Obesity is a highly prevalent chronic disease that poses a significant public health risk. Almost 42% of US adults are affected by obesity with women at higher risk for severe obesity than men (11.5 vs 6.9%). Obesity has a significant and complex impact on reproduction and is associated with menstrual irregularities,

anovulation, decreased rates of natural pregnancy, miscarriage, and infertility. While there are several known causes of infertility such as decreased ovarian reserve, male factor, and tubal disease, most require invasive and expensive procedures to achieve pregnancy, and, unlike obesity, very few are modifiable.
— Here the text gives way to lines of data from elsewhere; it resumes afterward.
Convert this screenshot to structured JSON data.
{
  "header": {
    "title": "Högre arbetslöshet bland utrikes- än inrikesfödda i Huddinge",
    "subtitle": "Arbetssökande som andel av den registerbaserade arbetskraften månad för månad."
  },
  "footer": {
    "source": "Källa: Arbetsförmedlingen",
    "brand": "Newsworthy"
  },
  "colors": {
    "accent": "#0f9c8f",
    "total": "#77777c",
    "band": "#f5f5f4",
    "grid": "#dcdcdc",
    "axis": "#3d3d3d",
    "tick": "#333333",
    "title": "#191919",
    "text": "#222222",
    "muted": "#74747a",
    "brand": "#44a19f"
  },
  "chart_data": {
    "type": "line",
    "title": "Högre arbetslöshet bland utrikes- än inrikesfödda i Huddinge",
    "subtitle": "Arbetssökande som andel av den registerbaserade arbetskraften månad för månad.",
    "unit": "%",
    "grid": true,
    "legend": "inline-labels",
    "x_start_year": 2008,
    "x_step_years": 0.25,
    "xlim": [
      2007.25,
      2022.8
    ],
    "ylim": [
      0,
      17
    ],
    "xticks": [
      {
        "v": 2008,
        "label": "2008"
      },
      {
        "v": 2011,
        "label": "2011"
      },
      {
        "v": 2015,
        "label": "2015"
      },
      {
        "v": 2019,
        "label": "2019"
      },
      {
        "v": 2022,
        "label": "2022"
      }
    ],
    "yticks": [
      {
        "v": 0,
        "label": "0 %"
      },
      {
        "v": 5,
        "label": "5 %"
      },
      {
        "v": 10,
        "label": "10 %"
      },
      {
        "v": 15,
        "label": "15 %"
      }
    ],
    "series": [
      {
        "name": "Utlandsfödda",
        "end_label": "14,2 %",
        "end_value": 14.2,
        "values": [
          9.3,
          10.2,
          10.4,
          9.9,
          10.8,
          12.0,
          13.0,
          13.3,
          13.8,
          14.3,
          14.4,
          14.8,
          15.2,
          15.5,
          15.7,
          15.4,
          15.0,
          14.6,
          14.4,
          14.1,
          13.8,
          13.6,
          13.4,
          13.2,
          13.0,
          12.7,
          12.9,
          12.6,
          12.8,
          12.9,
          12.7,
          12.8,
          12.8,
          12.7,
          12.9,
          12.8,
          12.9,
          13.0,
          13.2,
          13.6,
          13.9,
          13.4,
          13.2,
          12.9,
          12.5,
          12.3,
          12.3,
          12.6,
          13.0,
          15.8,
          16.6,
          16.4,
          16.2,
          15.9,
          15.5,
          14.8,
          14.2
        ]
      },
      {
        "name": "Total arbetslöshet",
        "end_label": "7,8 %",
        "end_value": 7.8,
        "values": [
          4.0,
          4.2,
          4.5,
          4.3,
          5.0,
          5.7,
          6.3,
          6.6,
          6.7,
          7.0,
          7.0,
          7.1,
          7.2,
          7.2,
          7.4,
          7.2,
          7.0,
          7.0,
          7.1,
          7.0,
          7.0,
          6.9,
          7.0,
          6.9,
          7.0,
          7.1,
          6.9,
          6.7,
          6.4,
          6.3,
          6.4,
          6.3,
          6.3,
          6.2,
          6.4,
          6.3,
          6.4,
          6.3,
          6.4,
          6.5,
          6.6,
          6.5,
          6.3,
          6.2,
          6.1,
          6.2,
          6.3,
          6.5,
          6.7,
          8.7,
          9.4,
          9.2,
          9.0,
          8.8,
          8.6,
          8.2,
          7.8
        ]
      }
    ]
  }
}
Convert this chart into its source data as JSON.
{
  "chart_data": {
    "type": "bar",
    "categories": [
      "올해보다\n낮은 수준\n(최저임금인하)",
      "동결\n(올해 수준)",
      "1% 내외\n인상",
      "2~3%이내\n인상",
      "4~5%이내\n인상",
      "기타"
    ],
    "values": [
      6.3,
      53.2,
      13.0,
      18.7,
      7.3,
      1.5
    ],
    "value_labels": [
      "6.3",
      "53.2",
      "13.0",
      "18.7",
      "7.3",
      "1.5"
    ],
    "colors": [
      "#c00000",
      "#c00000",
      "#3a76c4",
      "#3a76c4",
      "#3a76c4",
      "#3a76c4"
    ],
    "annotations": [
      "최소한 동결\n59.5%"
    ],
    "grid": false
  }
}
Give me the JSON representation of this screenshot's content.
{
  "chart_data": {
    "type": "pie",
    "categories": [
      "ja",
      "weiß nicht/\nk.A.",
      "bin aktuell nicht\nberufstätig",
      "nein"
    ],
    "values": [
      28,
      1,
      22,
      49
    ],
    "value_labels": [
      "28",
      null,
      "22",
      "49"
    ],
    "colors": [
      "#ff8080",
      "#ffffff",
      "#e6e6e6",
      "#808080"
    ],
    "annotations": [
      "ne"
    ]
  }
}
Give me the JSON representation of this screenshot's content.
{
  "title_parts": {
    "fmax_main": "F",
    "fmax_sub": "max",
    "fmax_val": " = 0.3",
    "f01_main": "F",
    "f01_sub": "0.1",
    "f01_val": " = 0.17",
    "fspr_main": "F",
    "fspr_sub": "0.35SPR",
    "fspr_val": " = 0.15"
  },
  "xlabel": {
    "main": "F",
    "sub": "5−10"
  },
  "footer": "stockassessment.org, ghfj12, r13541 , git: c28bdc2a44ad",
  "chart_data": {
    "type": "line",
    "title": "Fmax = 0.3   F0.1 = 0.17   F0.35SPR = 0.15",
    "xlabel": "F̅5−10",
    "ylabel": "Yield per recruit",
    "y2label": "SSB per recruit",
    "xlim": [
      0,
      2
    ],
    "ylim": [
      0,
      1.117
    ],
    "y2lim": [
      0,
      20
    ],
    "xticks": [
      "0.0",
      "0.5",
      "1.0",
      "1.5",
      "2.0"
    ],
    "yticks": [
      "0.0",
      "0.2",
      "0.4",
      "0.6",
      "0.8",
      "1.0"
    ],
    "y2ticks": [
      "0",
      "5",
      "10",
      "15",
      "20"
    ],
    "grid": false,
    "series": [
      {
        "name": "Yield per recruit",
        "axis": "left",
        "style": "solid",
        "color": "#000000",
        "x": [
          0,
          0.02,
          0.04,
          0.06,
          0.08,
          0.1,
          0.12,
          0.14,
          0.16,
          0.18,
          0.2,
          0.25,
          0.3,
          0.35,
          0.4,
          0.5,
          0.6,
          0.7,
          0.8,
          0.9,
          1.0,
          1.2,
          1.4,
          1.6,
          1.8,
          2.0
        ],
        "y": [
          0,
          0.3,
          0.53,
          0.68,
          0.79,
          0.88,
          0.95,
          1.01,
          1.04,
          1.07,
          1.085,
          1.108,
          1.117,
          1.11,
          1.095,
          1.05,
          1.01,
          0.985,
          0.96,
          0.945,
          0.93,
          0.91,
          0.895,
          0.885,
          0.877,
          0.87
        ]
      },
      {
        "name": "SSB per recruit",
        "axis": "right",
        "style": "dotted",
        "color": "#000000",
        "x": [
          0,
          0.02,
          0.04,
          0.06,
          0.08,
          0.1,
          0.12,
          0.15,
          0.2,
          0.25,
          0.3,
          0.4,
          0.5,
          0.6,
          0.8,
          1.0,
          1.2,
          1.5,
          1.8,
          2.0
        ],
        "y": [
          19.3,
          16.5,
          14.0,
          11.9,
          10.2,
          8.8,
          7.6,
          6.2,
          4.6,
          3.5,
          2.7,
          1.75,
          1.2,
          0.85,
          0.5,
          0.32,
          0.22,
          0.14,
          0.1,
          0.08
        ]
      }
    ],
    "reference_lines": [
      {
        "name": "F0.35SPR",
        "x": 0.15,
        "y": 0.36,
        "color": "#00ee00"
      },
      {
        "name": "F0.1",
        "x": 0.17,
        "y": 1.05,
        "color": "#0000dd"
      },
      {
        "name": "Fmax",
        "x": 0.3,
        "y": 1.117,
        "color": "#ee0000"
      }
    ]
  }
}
Obesity is

commonly associated with anovulation-related causes of infertility but has been shown to impact all levels of the reproductive axis including the hypothalamus, pituitary, ovary, and endometrium. While there are far fewer studies on the endometrium than on other tissues, there are data from both human primary cells and mouse

models of obesity that implicate the endometrium in obesity-related infertility, mostly through defects in endometrial decidualization, the process by which the endometrium prepares itself for implantation in the luteal-phase of the menstrual cycle. There are two fundamental obstacles that have limited the ability to

understand the link between obesity, endometrial function, and infertility : 1) lack of comprehensive phenotyping isolating obesity from other co-occurring conditions that impact the endometrium such as PCOS and 2) reliance solely on BMI to study obesity. While obesity is most often singularly defined as a body mass

index (BMI) of ≥30 kg/m2, the sole use of BMI to categorize obesity-associated risks fails to consider the heterogeneity of the disease. The overall objective of this proposal is to assess the impact of obesity and adiposity as assessed by multiple parameters on the luteal-phase endometrium. We will include a cohort of

extensively-phenotyped women allowing for disentanglement of commonly co-occurring endocrine and metabolic disorders that have confounded prior studies. We hypothesize that obesity is associated with modified endometrial transcription and cellular subpopulations resulting in an altered proteomic profile and

aberrant decidualization. To test this hypothesis, in aim 1 we perform single-nuclear sequencing (snRNA-seq) on endometrial samples from women with and without obesity to comprehensively understand how pathologic adiposity might influence alterations in cellular populations. In aim 2 we will perform liquid chromatography

mass-spectrometry (LC-MS) to assess for altered proteomic profiles. Finally, in aim 3 we will perform functional endometrial assays to correlate transcriptomic and proteomic signatures with functional markers of endometrial dysfunction. These pilot experiments will provide novel insight into the well-known association of obesity with

infertility and early pregnancy loss, guiding planning for large scale validation and mechanistic studies.